In the method for manufacturing a sintered member according to the present invention, a sintered member with high fatigue strength can be obtained. The reason for this is presumed to be as follows. That is, the density ratio of the secondary compression molded product is 95
% or more, the surface is consolidated and the pores on the surface are crushed. For this reason, even during the sintering process, air is difficult to penetrate into the interior through the pores in the surface portion. Therefore, it is presumed that this is because an oxide layer or a decarburized layer is less likely to form inside the secondary compression molded body, and thus defects are less likely to occur on the surface.

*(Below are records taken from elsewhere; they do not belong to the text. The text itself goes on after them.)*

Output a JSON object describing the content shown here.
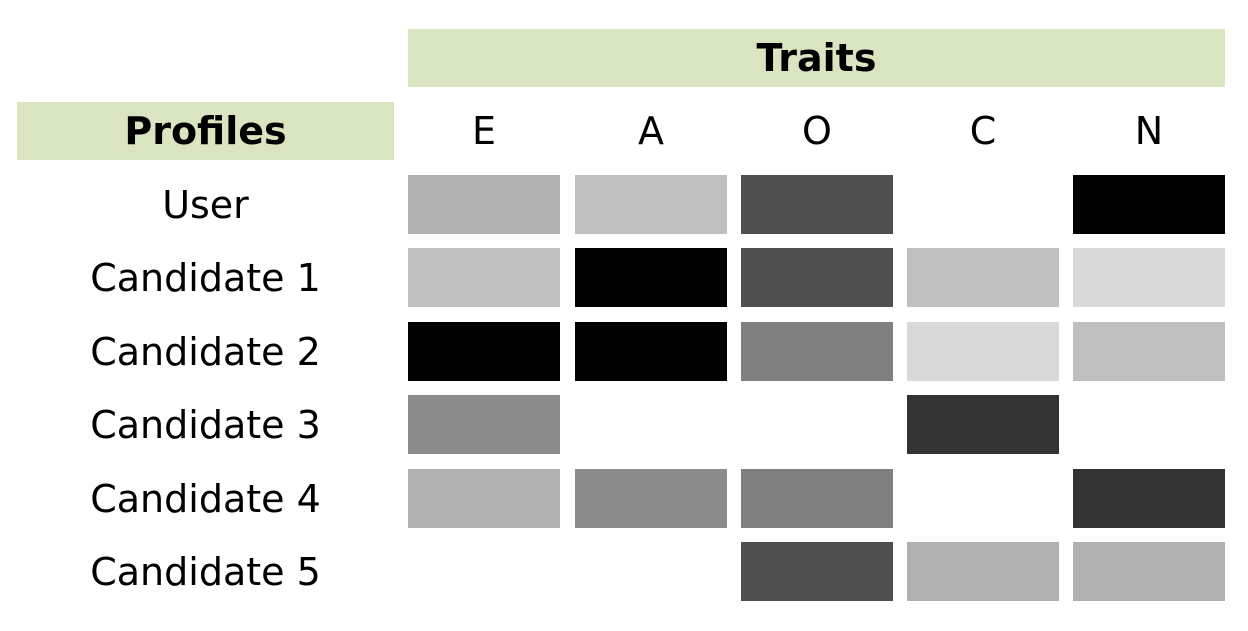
{
  "chart_data": {
    "type": "heatmap",
    "title": "Traits",
    "row_header": "Profiles",
    "columns": [
      "E",
      "A",
      "O",
      "C",
      "N"
    ],
    "rows": [
      "User",
      "Candidate 1",
      "Candidate 2",
      "Candidate 3",
      "Candidate 4",
      "Candidate 5"
    ],
    "values": [
      [
        0.31,
        0.25,
        0.69,
        0.0,
        1.0
      ],
      [
        0.25,
        1.0,
        0.69,
        0.25,
        0.15
      ],
      [
        1.0,
        1.0,
        0.5,
        0.15,
        0.25
      ],
      [
        0.45,
        0.0,
        0.0,
        0.8,
        0.0
      ],
      [
        0.31,
        0.45,
        0.5,
        0.0,
        0.8
      ],
      [
        0.0,
        0.0,
        0.69,
        0.31,
        0.31
      ]
    ],
    "colors": {
      "header_bg": "#d9e4c0",
      "low": "#ffffff",
      "high": "#000000"
    }
  }
}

[Brief explanation of drawings]

FIG. 1 is a graph showing the test results of tensile strength and fatigue strength of Examples and Comparative Examples. FIG. 2 is a plan view of the primary compression molded product, FIG. 3 is a plan view of the secondary compression molded product, and FIG. 4 is a graph showing the number of times of heating and energy consumption in Examples and Comparative Examples. Patent Applicant: Toyota Self-Help Co., Ltd. Agent: Patent Attorney: Hirodo Okawa Patent Attorney: Akio Maruyama Figure 1 (kgt/mrn”) (kc]f/
mm2) Figure 4

Claims (3)

[Claims] (1) A compression step of compressing iron-based metal powder to obtain a compression molded body, and placing the obtained compression molded body in a non-oxidizing atmosphere at 110°C.
a sintering process of heating and sintering at 0 to 1300°C to form a sintered body; a cooling process of cooling the heated and sintered sintered body to room temperature;
In the method for manufacturing a sintered member, the compression step includes:
A first step of compression molding iron-based metal powder to obtain a primary compression molded body with a density ratio of 80 to 90%, and heating the primary compression molded body to 800 to 1000°C and then recompression molding to obtain a density ratio of 95. % or more of a secondary compression molded body. (2) In the second step, a second compression molded body having a density ratio of 97.5% or more is formed.
Manufacturing method described in section. (3) The manufacturing method according to claim 1, wherein the second step is performed in a non-oxidizing atmosphere.